He thought that one over. He said, “Nina’s so interior. She calls me secretive because I lock my study. But look at her. You think she’d have told me she knew.”
I resisted saying No, I wouldn’t think that. I would think Nina wouldn’t tell anything … and here’s why, Mr. Deem.
“Her doctor overdoes the confidentiality rule, if you ask me. Here I’ve been so careful about keeping all that business to myself. Is Nina taking it all right?”
“Your daughter seems to handle things,” I said.
“Yes. That’s her mother’s independent streak … Well, then, this clears the way for what I’m about to suggest. I’d like Nina to meet some nice young men now that the dragon’s been slain.” A pleased little haw-haw for punctuation.
I bit my lip. I’d hear him out first. I was thinking of the corned beef sandwich, too. I was hoping Mrs. Whipple knew enough to smear the bread with lots of Dijon mustard.
“The best young men are on The Hill, no doubt of that. And from what I see of you, Fell, Sevens is still instilling in its members the idea that you live up to privilege, and become more because of it.”
How was I going to tell him I’d become less the second I saw Dragonland? I’d become Silly Putty in Nina’s hands.

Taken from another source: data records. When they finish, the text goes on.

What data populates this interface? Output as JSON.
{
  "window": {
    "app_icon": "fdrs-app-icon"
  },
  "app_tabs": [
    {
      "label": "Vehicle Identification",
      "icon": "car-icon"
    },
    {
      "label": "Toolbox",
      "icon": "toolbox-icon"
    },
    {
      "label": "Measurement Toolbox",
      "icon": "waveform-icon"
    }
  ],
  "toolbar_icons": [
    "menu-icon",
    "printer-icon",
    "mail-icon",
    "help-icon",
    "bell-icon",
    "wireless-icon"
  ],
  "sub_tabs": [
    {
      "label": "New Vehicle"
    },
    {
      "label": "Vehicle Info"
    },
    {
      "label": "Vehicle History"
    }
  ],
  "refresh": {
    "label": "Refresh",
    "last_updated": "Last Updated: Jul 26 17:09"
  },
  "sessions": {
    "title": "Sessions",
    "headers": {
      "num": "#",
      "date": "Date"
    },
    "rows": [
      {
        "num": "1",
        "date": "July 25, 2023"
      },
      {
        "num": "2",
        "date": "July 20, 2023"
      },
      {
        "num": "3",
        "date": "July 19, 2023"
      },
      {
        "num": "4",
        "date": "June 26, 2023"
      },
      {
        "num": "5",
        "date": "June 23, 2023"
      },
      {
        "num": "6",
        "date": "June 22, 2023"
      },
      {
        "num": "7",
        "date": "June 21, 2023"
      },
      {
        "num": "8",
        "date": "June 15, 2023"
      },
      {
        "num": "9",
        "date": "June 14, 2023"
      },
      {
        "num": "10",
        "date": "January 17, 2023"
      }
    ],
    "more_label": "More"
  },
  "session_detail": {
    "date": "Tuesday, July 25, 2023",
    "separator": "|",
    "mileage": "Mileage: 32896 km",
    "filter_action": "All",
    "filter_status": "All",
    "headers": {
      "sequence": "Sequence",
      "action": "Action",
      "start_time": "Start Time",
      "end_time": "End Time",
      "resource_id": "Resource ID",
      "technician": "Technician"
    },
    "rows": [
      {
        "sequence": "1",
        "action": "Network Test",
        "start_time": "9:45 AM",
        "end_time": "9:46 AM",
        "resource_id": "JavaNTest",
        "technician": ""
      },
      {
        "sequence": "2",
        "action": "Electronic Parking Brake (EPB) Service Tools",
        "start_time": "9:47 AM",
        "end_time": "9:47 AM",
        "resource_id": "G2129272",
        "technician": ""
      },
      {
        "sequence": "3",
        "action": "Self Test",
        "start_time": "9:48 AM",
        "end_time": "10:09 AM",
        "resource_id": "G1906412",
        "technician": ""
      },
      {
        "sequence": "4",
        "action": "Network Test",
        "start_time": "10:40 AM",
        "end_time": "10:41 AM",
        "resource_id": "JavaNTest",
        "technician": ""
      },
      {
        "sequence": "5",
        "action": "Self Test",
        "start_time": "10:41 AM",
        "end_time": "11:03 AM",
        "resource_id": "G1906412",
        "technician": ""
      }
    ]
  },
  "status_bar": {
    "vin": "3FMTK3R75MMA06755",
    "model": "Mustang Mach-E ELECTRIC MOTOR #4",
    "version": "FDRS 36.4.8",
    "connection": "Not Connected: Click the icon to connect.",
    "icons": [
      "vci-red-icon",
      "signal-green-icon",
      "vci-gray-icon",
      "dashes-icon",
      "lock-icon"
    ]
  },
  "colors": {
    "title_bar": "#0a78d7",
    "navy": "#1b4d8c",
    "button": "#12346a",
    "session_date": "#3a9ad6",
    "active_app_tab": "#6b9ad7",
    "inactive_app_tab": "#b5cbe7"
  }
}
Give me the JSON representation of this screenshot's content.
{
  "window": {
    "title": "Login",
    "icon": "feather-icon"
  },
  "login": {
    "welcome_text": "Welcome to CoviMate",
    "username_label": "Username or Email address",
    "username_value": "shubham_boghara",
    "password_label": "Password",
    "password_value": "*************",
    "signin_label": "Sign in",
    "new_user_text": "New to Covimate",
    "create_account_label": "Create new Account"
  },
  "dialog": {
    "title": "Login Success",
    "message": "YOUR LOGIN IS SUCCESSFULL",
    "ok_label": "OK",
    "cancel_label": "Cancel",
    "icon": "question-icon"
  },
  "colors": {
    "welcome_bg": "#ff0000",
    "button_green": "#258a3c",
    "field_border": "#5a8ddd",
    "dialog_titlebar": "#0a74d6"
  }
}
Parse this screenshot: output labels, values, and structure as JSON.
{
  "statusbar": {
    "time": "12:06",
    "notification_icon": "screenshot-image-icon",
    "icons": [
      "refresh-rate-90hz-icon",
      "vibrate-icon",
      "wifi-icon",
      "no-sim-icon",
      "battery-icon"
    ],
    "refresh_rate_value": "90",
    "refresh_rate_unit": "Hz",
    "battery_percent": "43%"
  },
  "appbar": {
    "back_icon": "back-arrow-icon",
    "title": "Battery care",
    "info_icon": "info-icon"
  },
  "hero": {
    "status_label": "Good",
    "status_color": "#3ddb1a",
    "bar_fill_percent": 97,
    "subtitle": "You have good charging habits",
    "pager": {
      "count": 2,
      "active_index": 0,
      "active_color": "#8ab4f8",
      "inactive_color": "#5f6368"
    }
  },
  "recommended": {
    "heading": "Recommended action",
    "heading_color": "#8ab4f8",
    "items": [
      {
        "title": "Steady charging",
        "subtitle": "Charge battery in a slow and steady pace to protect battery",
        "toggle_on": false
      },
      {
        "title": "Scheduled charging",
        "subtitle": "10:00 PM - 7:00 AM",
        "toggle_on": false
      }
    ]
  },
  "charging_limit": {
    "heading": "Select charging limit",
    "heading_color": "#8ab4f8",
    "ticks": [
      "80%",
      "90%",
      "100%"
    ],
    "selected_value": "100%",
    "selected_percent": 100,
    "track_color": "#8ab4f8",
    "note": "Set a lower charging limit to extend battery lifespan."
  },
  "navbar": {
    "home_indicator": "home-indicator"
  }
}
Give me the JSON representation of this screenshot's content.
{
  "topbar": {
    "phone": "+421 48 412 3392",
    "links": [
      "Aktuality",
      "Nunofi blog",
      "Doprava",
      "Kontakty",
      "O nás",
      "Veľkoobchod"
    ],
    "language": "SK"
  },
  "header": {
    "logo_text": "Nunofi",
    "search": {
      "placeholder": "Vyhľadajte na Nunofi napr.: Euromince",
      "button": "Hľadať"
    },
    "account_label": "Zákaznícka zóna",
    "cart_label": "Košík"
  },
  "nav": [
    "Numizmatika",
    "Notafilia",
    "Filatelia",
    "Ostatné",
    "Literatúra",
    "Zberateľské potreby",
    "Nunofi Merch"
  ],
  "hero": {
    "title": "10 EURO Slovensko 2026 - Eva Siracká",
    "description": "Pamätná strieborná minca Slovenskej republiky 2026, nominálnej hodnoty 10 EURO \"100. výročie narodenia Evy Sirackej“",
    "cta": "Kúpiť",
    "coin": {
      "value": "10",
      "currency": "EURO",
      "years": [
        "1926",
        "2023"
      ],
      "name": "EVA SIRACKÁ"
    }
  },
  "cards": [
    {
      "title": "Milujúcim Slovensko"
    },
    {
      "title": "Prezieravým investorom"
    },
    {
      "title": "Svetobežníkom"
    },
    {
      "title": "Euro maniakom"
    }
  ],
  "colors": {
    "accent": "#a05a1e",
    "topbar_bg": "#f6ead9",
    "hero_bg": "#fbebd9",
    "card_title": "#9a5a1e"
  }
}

“One of the most amusing and memorable traditions of Sevens, of course, is The Charles Dance. What fun I had at those things!” He was stretching his legs out, letting Meatloaf wiggle onto his lap. “Do you know that at the first Charles Dance there were twelve boys dressed the same as me? Never go as Charlie Chaplin, Fell. You’ll see yourself all over the place!”
“I was thinking of going as Damon Charles.”
“Uh-oh, the founder himself, hmmm? That takes nerve…. I like that, Fell. I wonder if anyone’s ever done that?”
“In his pictures he has a big handlebar mustache and a monocle … so it’ll be easy.”
Nina was back in the room, arms folded across her chest, an uncertain look in her eyes, directed at me.
“Mustard, Fell?” she said.
“Yes. Dijon?”
“Dijon. It’s already on both sandwiches. I’d have had to make you another if you didn’t like it … Well?” She shrugged. “Is this a private conversation?” She couldn’t seem to look at her father.
“Not really, Nina, honey,” he answered her, and his tone of voice told her I hadn’t squealed … yet.
Then he said, “I checked with Sevens today and learned that Fell’s signed up for a blind date for The Charles Dance.”
He glanced across at me. “You don’t have to take a blind date, Fell, if you’d prefer to take Nina. I’m ready for her to see how Sevens do things.”
“Oh, Dad! Can I go?”
“Well, Fell?” said Mr. Deem.
Both of them were looking at me expectantly.
“Sure,” I said. What was I supposed to say? “Would you go with me, Nina?”
“I’d like that, Fell.”
“It’ll be her very first time on The Hill,” said Mr. Deem. “I wanted it to be for something Sevens was doing. This is perfect.”
“Perfect!” Nina agreed. “Oh, I hope and pray nothing comes up to spoil this!”
Her father chuckled. “Such histrionics, Nina! You hope and pray? Nothing’s going to spoil this. What could spoil it?”
Then he said, “I know you’re hurrying, Fell, and Nina’s occupied a lot of your time today, so take the BMW. It’s cold, too.”
“I can hike it,” I told him.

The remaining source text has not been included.